Die Mehrzahl der medialen Beiträge zu diesem runden Bonhoeffer-Gedenktag befasst sich jedoch mit den Versuchen der politischen Rechten, Bonhoeffers Leben und Denken für ihre Zwecke zu missbrauchen. Aufhänger dafür ist die neueste Verfilmung seines Lebens, die seit einigen Wochen auch in Kinos in Deutschland zu sehen ist. Die neueren Aneignungsversuche der Neuen, extremen und/oder äußersten Rechten reichen gleichwohl schon fast 20 Jahre zurück. 

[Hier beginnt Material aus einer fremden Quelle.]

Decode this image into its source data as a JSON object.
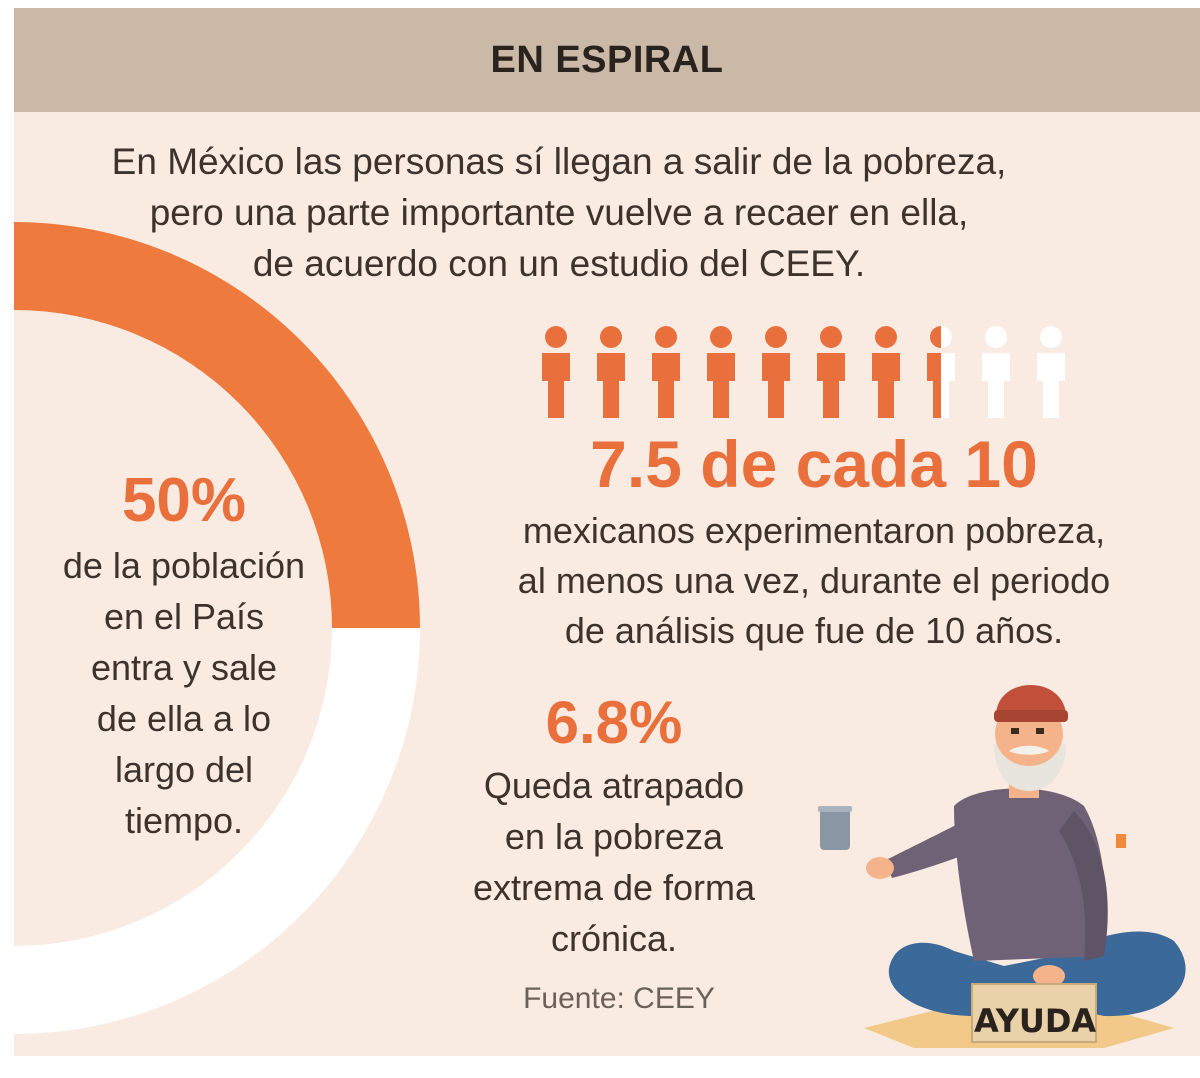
{
  "header": {
    "title": "EN ESPIRAL"
  },
  "intro": {
    "lines": [
      "En México las personas sí llegan a salir de la pobreza,",
      "pero una parte importante vuelve a recaer en ella,",
      "de acuerdo con un estudio del CEEY."
    ]
  },
  "stat_donut": {
    "value": "50%",
    "fraction": 0.5,
    "lines": [
      "de la población",
      "en el País",
      "entra y sale",
      "de ella a lo",
      "largo del",
      "tiempo."
    ]
  },
  "stat_people": {
    "value": "7.5 de cada 10",
    "filled": 7.5,
    "total": 10,
    "lines": [
      "mexicanos experimentaron pobreza,",
      "al menos una vez, durante el periodo",
      "de análisis que fue de 10 años."
    ]
  },
  "stat_extreme": {
    "value": "6.8%",
    "lines": [
      "Queda atrapado",
      "en la pobreza",
      "extrema de forma",
      "crónica."
    ]
  },
  "source": "Fuente: CEEY",
  "illustration": {
    "sign_text": "AYUDA",
    "icon": "beggar-illustration"
  },
  "colors": {
    "accent": "#e9703c",
    "background": "#f9ebe2",
    "header": "#c9b9a6",
    "text": "#3d332c"
  }
}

Rechtsradikale "Mahnwache"

Im Jahr 2009 erschien dann die Bonhoeffer-„Biografie“ von Eric Metaxas, auf die sich der neue Spielfilm und seither reichlich weitere Übernahmegesten beziehen. Vor neun Jahren immerhin trat ein „Pfarrer“ der Neuen Rechten mit Bonhoeffer im Gepäck bei einer rechtsradikalen „Mahnwache“ nach dem Anschlag auf den Weihnachtsmarkt am Breitscheidplatz in Berlin auf.

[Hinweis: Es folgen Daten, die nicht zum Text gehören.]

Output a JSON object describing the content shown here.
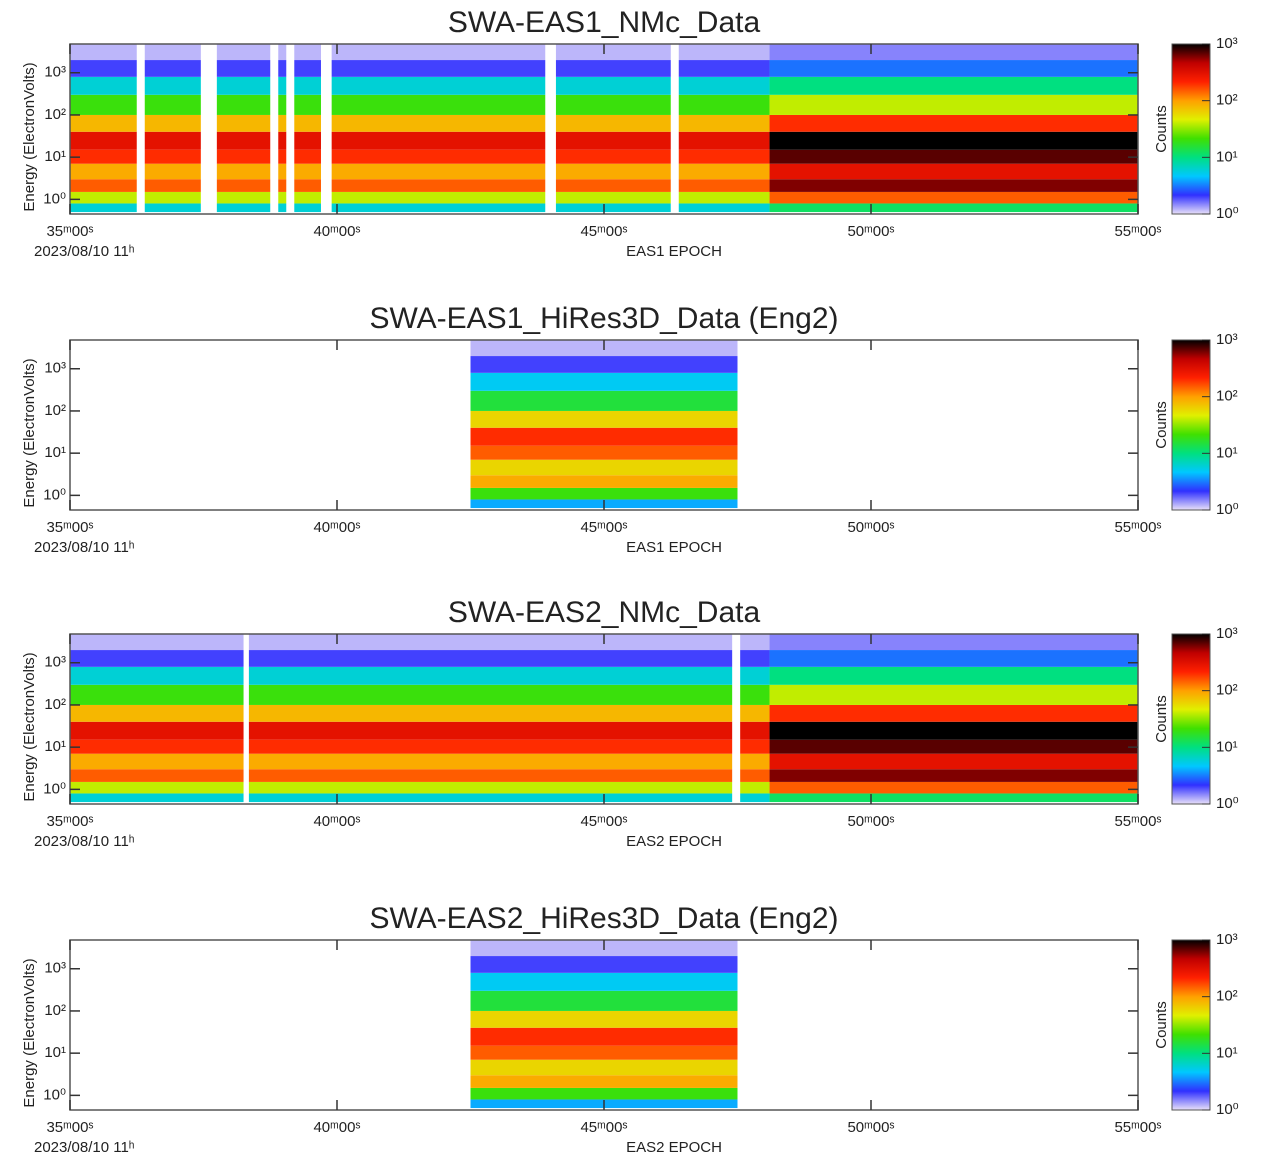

Zum Kulturkampf um Bonhoeffer wurde in den vergangenen Wochen und Monaten bereits eine Menge geschrieben und diskutiert (auch in den zeitzeichen), das ich an dieser Stelle nicht wiederholen muss. Insbesondere die Kritik der Bonhoeffer-Nachfahren und von Bonhoeffer-Expert:innen aus der Theologie ist ja bereits seit dem Oktober 2024 bekannt – schön, dass rund um den Todestag nun auch so viele nicht-kirchliche und an Theologie sonst desinteressierte Medien das Thema für sich entdeckt haben.

Ratlos und unbefriedigt

Eine Beobachtung aber will ich mitnehmen: Die Kritik am Film – und im weiteren Sinne: an der Vereinnahmung durch die politische Rechte - macht sich nicht zuletzt daran fest, dass es so wie dargestellt nicht gewesen sei. Und noch viel mehr: Dass er, Bonhoeffer, so nicht gewesen sei. Natürlich haben die Kritiker:innen, darunter eminente Bonhoeffer-Expert:innen, mit ihren Gegendarstellungen mehr Recht als die ziemlich sorglos mit historischen Ereignissen hantierenden Filmemacher – und im weiteren Sinne: jene rechten Denker:innen, die sich selektiv bei Bonhoeffer bedienen.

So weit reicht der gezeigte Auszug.